İsrail'i yöneten adam budur ve İsrail'in en önemli uzmanlarının onun hakkındaki görüşü de budur. O, kelimenin tam anlamıyla ve üyelerinin itirafıyla radikal, ırkçı, faşist bir hükümeti yöneten bir adamdır. Siyonizmle tamamen barışık dini hareketleri bünyesinde barındıran bir hükümetin başında bulunuyor ve bu hükümetin sembolleri arasında iki tanınmış radikal bakan Smotrich ve Ben Gvir de yer alıyor. Her ikisi de Yahudilerin ırksal üstünlüğüne inanıyor ve Smotrich; “Ben faşist bir Yahudiyim ve bununla gurur duyuyorum” sözleriyle bunu açıkça belirtti. Yine bunlar Batı Şeria ve Gazze'nin ilhak edilmesi, oraya yerleşim yerlerinin inşa edilmesi ve tüm Filistinlilerin tamamen İsrail sınırları dışına sürülmesinin gerekliliğine inanan “kurtarıcı” bir düşüncenin de sahipleridir. Bugün Batılı hükümetlerin desteklediği hükümet işte budur.
Filistin meselesini bir kez daha haber manşetlerinin ön sıralarına taşıyan şey, İsrail'i siyasi olarak kontrol eden bu çılgınlıktır. Maruz kaldığı katliamlar, ırkçılık, yerleşimcilik, sömürgecilik, soykırım ve vahşi işgal ile Filistin'in bugünkü durumu 2023'e değil, 18. yüzyıla benziyor. Bu şaşırtıcı bir paradokstur ve insanlara, yıkıcı bir İkinci Dünya Savaşı yaşadıktan sonra insan haklarını içeren küresel bir sistem kuran, uluslararası adalet divanını tesis eden, modern ve ileri olduğunu iddia eden, ilişkileri düzenleyen bir dizi yasa ve mevzuat oluşturan özgür dünyanın nasıl ırkçılık ve faşizm uygulayan bir tarafı desteklediğini sorgulamalarına yol açıyor. Bu ırkçı ve faşist taraf aynı zamanda tecrit ve ayrıştırma için duvarlar örüyor, topraklara el koyuyor, suyu, elektriği, ilacı engelliyor, insanları yaşanmaz kalıplara hapsediyor ve Filistinlileri tanımlarken insanlığa uygun olmayan tanımlamalar kullanıyor. Bana göre bu affedilemez bir ahlaki hatadır.

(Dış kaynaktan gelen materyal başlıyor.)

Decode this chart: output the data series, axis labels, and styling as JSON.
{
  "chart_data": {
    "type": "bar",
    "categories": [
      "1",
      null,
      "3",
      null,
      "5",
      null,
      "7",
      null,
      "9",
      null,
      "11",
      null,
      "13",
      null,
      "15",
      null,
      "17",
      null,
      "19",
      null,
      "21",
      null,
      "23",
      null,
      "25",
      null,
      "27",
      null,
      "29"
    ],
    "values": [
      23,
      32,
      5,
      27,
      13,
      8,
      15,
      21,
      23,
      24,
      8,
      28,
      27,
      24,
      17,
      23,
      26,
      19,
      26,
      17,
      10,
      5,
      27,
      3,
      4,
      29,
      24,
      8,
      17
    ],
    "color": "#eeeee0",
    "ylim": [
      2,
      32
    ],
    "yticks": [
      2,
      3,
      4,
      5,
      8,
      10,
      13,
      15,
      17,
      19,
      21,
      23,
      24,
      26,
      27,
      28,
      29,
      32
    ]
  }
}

Ünlü Amerikalı tarihçi Samuel Huntington'un ünlü kitabına "Medeniyetler Çatışması" başlığını seçerken isabetli olmadığı açıkça görünüyor. Çünkü en önemli konu değerler çatışmasıdır ve asıl sorun değerlerin, herkese adil bir şekilde uygulanmadan çifte standarda dönüşmesidir.